Nice job on the tombstone. I'd never have the patience to carve that kind of detail work.


----------



## tuck (Oct 27, 2007)

beautiful stone...the Celtic cross is my favorite styled stone...you have captured the beauty and age perfectly with this stone.


----------



## kevin242 (Sep 30, 2005)

looking good!


----------



## scarrycher (May 30, 2012)

very,very,nice. I want some!


----------



## Hairazor (Mar 13, 2012)

Looks like it came out of my favorite cemetery which is full of them.


----------



## IMU (Apr 8, 2009)

Very nice work.


----------



## BioHazardCustoms (Aug 5, 2009)

I saw your youtube video of how you did the knotting, and I have to say that you have more patience than I do.
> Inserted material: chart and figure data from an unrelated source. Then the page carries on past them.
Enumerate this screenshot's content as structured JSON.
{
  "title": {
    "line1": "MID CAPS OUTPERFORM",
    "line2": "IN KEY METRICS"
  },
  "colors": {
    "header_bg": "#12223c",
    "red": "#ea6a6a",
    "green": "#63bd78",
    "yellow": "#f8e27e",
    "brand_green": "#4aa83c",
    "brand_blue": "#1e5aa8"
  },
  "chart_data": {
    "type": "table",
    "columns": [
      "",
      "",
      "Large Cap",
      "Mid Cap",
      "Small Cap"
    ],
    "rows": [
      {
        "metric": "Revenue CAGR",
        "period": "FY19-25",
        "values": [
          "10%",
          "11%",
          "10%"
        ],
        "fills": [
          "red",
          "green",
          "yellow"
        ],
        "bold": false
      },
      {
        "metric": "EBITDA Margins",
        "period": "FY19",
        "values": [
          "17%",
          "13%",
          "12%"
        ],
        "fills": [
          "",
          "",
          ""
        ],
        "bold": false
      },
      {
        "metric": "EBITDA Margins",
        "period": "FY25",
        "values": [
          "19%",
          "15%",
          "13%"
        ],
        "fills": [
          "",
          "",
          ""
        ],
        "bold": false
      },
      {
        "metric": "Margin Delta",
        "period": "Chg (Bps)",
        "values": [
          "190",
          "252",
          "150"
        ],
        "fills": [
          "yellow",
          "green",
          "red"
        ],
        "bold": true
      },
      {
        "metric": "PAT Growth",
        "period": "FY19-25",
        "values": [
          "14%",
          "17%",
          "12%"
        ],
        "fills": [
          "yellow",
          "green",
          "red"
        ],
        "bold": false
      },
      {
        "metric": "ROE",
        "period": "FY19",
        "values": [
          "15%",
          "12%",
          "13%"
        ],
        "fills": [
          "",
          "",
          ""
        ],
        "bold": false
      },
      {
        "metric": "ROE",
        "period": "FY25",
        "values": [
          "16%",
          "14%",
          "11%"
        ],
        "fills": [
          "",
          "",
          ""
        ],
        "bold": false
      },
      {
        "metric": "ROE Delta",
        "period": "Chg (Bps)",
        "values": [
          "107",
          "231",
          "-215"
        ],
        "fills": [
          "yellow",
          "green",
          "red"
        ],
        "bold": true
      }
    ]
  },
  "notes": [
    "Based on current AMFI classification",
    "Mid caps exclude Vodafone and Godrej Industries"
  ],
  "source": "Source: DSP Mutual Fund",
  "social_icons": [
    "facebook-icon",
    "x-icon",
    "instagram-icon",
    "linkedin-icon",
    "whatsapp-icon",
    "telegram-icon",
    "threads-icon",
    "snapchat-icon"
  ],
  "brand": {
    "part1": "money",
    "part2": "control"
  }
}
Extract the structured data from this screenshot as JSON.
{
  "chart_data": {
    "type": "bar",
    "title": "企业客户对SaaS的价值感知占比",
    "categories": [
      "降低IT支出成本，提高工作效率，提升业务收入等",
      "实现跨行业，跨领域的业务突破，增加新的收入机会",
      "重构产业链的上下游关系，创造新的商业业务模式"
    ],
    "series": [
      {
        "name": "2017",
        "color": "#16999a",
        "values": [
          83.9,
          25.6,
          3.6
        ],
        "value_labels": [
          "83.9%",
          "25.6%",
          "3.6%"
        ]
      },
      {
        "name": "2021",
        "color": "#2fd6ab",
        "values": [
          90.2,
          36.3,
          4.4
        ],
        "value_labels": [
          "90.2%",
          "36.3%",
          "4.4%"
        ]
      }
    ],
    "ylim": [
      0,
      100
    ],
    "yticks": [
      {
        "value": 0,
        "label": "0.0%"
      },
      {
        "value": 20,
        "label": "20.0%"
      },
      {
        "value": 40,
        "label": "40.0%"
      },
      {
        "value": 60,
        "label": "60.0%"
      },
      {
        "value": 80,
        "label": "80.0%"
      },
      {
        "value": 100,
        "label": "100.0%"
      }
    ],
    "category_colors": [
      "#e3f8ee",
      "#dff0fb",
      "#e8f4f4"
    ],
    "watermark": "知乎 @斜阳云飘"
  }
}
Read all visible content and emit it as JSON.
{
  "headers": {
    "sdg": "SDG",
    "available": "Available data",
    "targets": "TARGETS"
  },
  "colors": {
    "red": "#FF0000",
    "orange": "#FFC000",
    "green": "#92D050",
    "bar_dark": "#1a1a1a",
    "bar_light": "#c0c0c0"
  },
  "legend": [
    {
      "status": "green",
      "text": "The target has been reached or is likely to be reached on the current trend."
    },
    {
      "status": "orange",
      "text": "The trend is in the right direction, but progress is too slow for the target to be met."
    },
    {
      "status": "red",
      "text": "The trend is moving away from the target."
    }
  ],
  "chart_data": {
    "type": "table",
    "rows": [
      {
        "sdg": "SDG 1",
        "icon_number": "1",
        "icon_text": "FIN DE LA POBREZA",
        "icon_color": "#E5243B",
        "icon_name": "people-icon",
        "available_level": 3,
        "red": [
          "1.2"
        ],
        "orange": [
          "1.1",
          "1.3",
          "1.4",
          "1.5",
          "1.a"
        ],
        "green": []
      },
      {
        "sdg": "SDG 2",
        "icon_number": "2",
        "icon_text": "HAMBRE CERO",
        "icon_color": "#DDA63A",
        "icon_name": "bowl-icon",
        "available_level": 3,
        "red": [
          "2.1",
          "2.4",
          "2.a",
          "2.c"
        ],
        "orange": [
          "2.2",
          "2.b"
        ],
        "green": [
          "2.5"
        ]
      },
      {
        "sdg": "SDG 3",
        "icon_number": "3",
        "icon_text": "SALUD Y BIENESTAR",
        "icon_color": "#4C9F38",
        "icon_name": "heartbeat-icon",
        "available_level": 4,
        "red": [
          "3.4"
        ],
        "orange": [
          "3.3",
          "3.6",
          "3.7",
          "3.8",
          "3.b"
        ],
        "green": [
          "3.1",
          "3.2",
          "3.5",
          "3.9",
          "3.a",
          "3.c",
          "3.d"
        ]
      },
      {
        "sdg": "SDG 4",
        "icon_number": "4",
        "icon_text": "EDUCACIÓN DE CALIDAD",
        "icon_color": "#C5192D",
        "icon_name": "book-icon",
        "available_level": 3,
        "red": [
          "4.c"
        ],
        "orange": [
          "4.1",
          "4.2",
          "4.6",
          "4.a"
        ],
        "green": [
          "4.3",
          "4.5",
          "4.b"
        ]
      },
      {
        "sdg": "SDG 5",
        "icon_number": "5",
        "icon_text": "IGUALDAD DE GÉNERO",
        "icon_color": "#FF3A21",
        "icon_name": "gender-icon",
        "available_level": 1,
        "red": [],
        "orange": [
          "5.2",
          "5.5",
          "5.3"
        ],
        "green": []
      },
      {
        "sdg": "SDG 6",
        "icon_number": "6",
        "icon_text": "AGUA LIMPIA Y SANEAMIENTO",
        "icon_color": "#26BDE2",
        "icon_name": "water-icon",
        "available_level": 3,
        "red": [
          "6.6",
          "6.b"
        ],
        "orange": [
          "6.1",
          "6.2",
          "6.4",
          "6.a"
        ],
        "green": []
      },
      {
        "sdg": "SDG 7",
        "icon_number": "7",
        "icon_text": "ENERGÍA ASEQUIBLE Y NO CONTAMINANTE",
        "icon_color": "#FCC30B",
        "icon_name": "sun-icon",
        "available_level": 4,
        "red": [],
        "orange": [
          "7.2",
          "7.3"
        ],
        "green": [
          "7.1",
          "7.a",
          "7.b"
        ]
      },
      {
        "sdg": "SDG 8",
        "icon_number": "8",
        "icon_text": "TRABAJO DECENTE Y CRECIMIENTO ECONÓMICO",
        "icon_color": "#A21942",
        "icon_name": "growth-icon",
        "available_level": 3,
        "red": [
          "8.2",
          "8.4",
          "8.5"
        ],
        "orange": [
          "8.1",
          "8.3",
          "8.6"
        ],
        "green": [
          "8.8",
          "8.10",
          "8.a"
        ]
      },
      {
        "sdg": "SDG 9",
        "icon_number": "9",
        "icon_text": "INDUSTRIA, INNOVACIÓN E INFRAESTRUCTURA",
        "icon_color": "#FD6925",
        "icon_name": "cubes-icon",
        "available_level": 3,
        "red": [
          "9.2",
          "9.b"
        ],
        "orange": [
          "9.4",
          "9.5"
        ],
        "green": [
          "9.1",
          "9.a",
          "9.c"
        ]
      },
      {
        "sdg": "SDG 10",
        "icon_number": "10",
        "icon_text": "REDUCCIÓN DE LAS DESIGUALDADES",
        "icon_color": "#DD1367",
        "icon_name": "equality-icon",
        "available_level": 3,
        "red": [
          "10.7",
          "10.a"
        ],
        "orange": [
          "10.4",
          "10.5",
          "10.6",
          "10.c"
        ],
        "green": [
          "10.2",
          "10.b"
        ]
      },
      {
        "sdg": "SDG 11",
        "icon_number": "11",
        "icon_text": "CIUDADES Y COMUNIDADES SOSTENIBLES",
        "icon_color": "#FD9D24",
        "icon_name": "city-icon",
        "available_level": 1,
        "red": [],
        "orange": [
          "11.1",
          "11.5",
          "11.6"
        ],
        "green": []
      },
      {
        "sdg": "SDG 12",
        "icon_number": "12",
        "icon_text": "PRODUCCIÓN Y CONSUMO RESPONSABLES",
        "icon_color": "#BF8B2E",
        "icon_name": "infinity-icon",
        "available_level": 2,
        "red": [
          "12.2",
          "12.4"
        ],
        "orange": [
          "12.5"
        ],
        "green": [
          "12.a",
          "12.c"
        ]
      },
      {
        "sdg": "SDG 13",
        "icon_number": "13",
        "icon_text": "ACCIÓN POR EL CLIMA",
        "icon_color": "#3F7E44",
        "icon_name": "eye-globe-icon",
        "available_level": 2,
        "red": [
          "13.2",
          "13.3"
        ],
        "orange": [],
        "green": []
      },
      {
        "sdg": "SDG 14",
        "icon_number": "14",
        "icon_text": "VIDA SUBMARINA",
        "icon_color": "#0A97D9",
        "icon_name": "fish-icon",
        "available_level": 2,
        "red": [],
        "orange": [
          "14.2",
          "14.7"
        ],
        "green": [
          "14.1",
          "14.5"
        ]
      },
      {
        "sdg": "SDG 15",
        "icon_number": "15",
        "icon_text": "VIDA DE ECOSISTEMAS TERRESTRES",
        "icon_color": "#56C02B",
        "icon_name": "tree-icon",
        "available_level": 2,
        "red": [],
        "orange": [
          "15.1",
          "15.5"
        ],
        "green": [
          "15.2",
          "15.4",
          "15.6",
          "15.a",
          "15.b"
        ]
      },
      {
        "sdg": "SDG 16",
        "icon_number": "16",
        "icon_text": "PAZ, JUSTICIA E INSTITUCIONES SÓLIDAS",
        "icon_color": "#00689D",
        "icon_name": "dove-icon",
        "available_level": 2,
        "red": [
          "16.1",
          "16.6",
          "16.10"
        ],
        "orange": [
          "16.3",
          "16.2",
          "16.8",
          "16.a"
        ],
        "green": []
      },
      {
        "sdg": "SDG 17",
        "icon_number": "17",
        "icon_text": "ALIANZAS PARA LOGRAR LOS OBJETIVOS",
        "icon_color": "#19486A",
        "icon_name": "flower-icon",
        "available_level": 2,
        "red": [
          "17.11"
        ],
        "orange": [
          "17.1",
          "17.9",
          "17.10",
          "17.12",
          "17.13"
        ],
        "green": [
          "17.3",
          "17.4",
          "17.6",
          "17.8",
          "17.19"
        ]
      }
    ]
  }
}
Great work, though. It looks awesome!


----------



## Lord Homicide (May 11, 2012)

Very, very nice work.


----------



## Headless (Sep 4, 2011)

I'm chiming in here with kudos as well. What an awesome amount of detail. Fabulous job!!!!


----------



## Copchick (Apr 10, 2012)

That is one beautiful stone! It looks like the real thing.


----------



## goneferal (Sep 8, 2010)

Puts mine to shame.


----------



## Sawtooth Jack (Apr 9, 2011)

Well done. The aging is spot on!


----------



## VexFX (Sep 27, 2011)

Looks great!


----------



## Troll Wizard (May 3, 2012)

Well done, really looks great!


----------